Parcelamento de dívidas pelo Pix é discutido no governo

Na última segunda-feira (3), o ministro da Fazenda, Fernando Haddad, solicitou ao presidente do Banco Central (BC), Roberto Campos Neto, a possibilidade de parcelamento de dívidas utilizando o  Pix, sistema de transferências instantâneas do próprio BC. Haddad afirmou que essa ferramenta pode ajudar a reduzir os custos do crédito no país e aumentar a competitividade do sistema bancário.

Durante um evento virtual organizado por um banco de investimentos, o ministro revelou que a proposta faz parte de um pacote de medidas destinado a incentivar o crédito. Ele também informou que o governo está preparando 12 medidas para melhorar as condições de crédito, sendo que metade delas já recebeu a aprovação do Banco Central.

Programa Desenrola

Haddad também mencionou o Programa Desenrola, que tem o objetivo de renegociar dívidas de até R$ 50 bilhões de 37 milhões de pessoas físicas. Segundo o ministro, a medida provisória do programa está pronta e aguarda apenas a finalização do sistema pela B3, a bolsa de valores brasileira, que será utilizado pelo governo e pelos credores.

Para cobrir as negociações, já foram reservados R$ 11 bilhões no Orçamento. No mês passado, o ministro havia anunciado que o fundo, formado com recursos do Tesouro Nacional, teria cerca de R$ 10 bilhões, mas o valor foi recentemente aumentado para R$ 15 bilhões.

Esse fundo garantidor irá cobrir possíveis inadimplências de pessoas que aderirem às renegociações. O Programa Desenrola engloba todas as pessoas físicas negativadas, porém, aquelas que ganham até dois salários mínimos (R$ 2.604) poderão renegociar em condições mais favoráveis, uma vez que contarão com os aportes do Tesouro no fundo garantidor.

Mudanças nas metas de inflação

O ministro Haddad informou que também discutiu com Campos Neto possíveis mudanças no calendário de metas de inflação para os próximos anos. Ele afirmou que não há intenção de alterar a meta de inflação deste ano, mas que será avaliado se as metas foram bem definidas para os próximos anos e se há necessidade de adotar um calendário contínuo, como a maioria dos países faz. 

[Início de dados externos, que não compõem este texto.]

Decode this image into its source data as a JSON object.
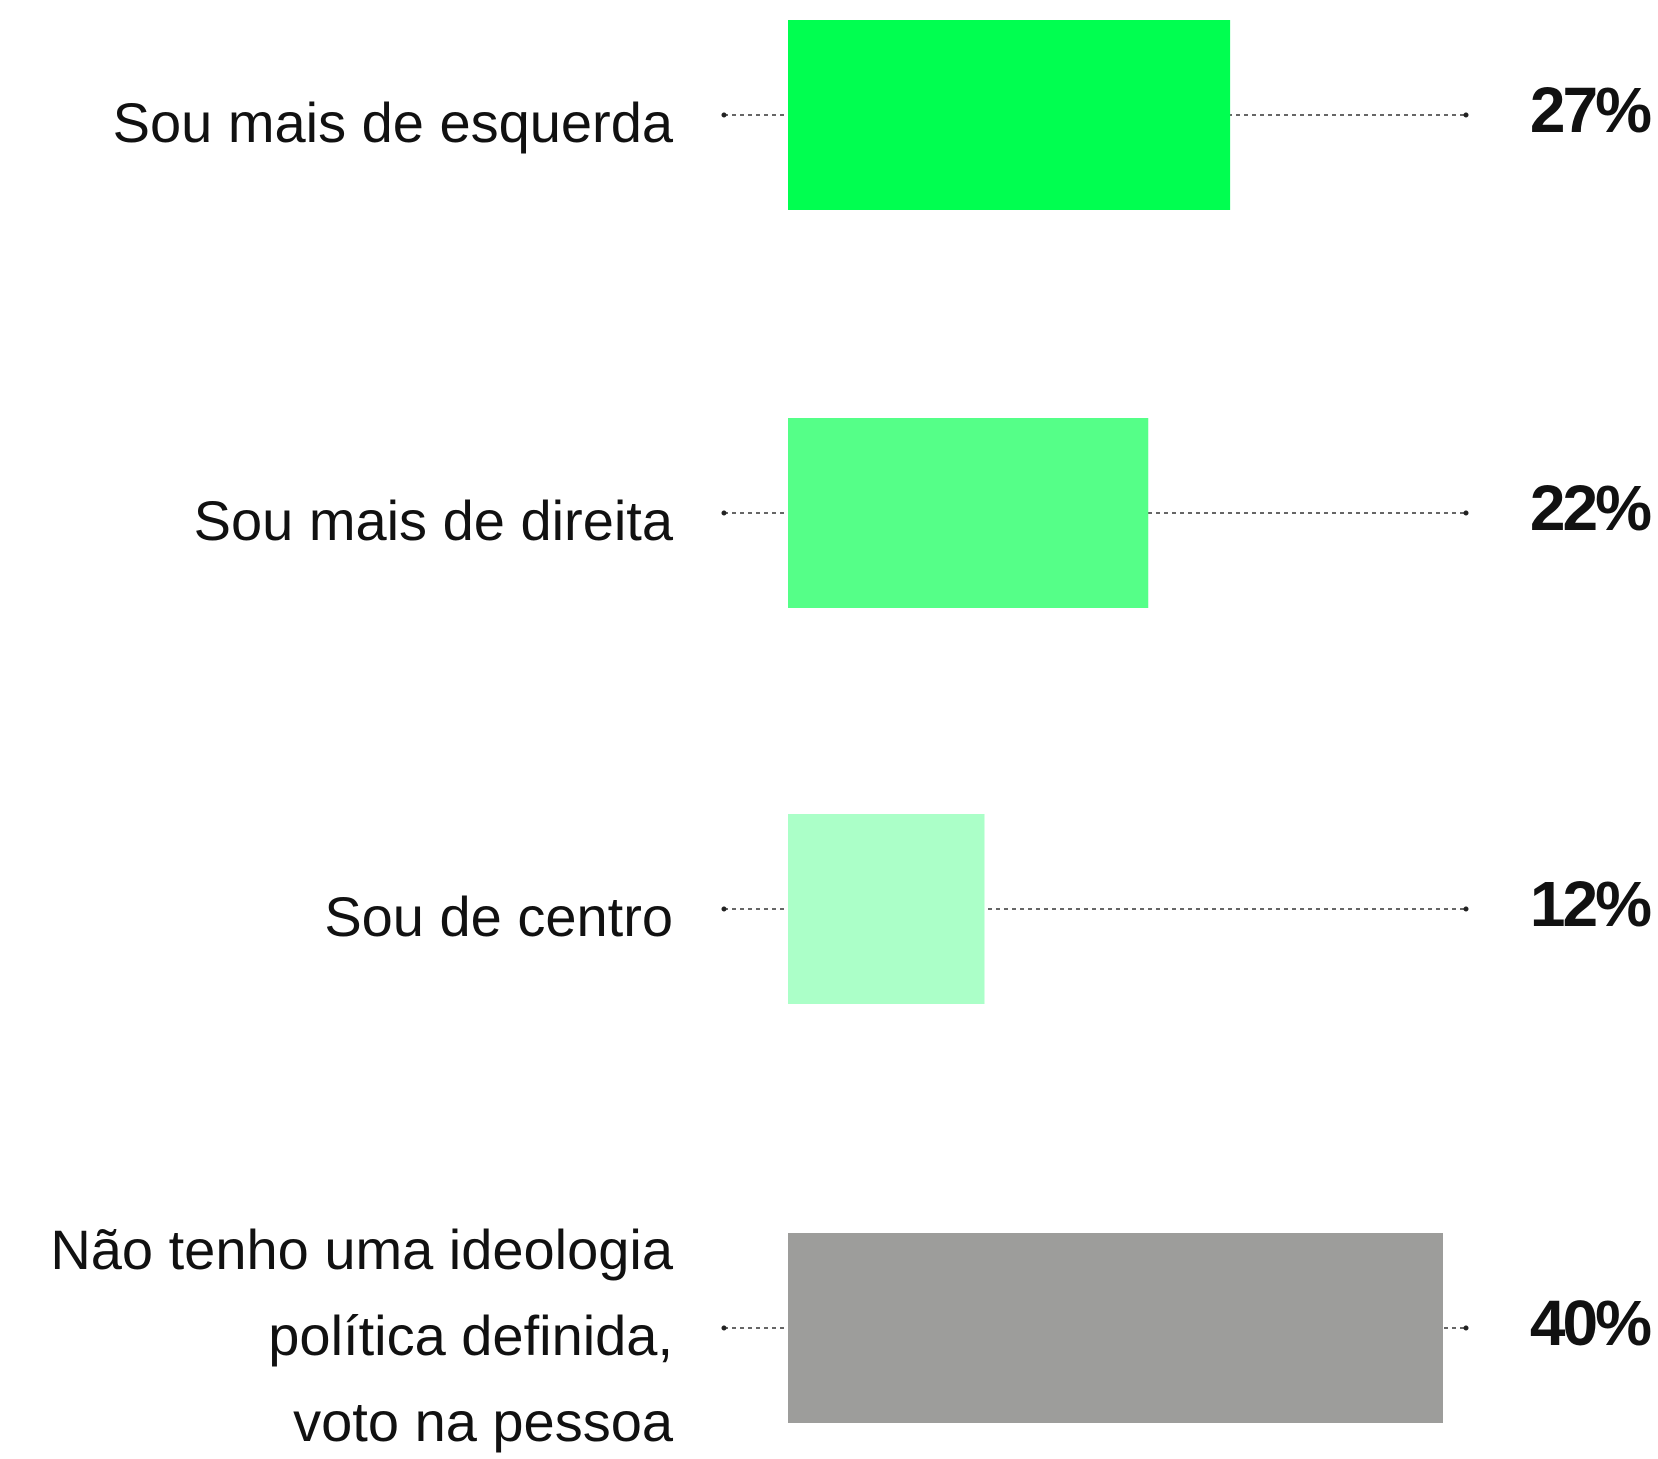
{
  "chart_data": {
    "type": "bar",
    "orientation": "horizontal",
    "categories": [
      [
        "Sou mais de esquerda"
      ],
      [
        "Sou mais de direita"
      ],
      [
        "Sou de centro"
      ],
      [
        "Não tenho uma ideologia",
        "política definida,",
        "voto na pessoa"
      ]
    ],
    "values": [
      27,
      22,
      12,
      40
    ],
    "value_labels": [
      "27%",
      "22%",
      "12%",
      "40%"
    ],
    "colors": [
      "#00ff50",
      "#55ff88",
      "#abffc8",
      "#9d9d9b"
    ]
  }
}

Haddad destacou a importância de harmonizar as políticas fiscal e monetária e mencionou que, caso o Banco Central contribua com a redução dos juros, as reformas tributária e fiscal poderão gerar um “choque de crescimento” em 2024. A reunião entre Haddad e Campos Neto ocorreu no Ministério da Fazenda e foi descrita como uma “reunião de rotina”.